Manipulations You May Face with an AMA Pregnancy
Manipulation in the birth world is not exclusive to pregnancies. Actually, it’s prevalent across the board of all women’s health. However, it’s especially tricky for older pregnancies and there are a few places that older moms have reported having regrets when they look back on their birth experiences. It's no secret that older pregnancies face higher rates of intervention and one reasoning behind this is that doctors pressure first-time, older moms to be induced by bit of scare tactics because they have been led by modern medicine ideology that older pregnancies automatically mean death and doom.
Women who are over 35 years old face increased pressure to induce based on their status of “Advanced Maternal Age.” Matter of fact, many things about your birth management will change once you receive this label. This induction rate leads to a higher rate of cesarean births among women 35 years and older. If you are interested in learning about your rights and creating a birth plan specifically for your Advanced Maternal Age pregnancy, check out Tranquility by HeHe Maternity Concierge’s consults.

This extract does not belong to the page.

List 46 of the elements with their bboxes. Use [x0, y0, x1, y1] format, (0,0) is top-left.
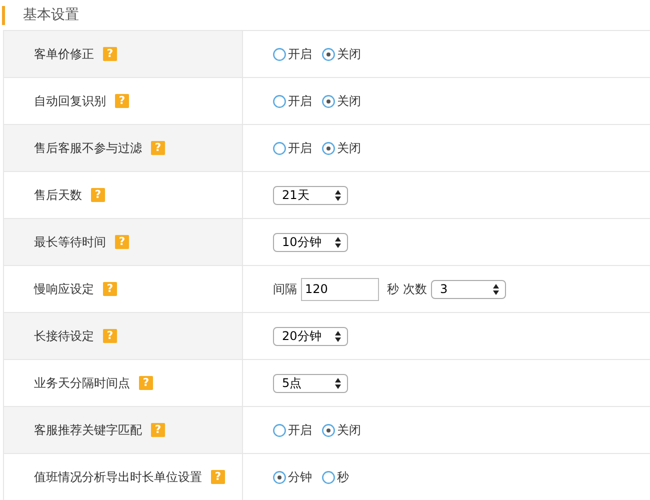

Ultrasounds that predict your baby’s size and weight can be up to two pounds off. That’s right; your perfect eight-pound baby may come at six pounds or at whopping ten pounds. Another thing to keep in mind is that the general population of pregnancies have their own variations of birth weight. Being over the age of 35 increases your chances of low or high birth weight less than 2.5%.
Low Birth Weight
High Birth Weight
This chart was adapted from Evidence Based Births and date from Jolly et al. 2000
Jocelyn Brown, a Licensed Homebirth Midwife in Los Angeles, California shares her thoughts on where she felt expecting parents face the most fear-based care manipulations during the birth experience and she explained, “One challenging issue - and a big fear tactic - that we don’t have a lot of control over, is the risk of stillbirth for advanced maternal age. In one study, for women under 35 the stillbirth rate was 0.47%. It increased to 0.61% for age 35-40, and then over 40, it was 0.81%. When adjusted for maternal health, healthier women of any age have lower rates of stillbirth overall, but older women will always have a somewhat higher risk than younger women. The risk goes up even more when the pregnancy goes past the due date. I am very frank about these risks with my clients and offer induction after the due date, but don’t require it. Of course, induction comes with its own drawbacks, so it’s very important to me that people have access to hard facts and make their own choice.”
Staying in Control of Your Own Birth
There are a few things you can do to make sure you are staying in control as an older mom:
- Hire a doula to help you know your options.
- Join a moms’ group so you can ask real life moms about their experiences (in person or Facebook groups are equally great!)
- Read sensible books that expose you to real life birth stories (not birth stories fabricated by social media and television).
- Explore all ends of the spectrum for all of your choices to avoid the feeling of “I wish I had known.”
- Use a birthing method like The TBH Approach to help you navigate this transitional time in life.
- Be intentional with the team you put together including your provider, partner and any other support people.
- Finally, focus on your mindset and master the way you think and talk about your upcoming birthing experience.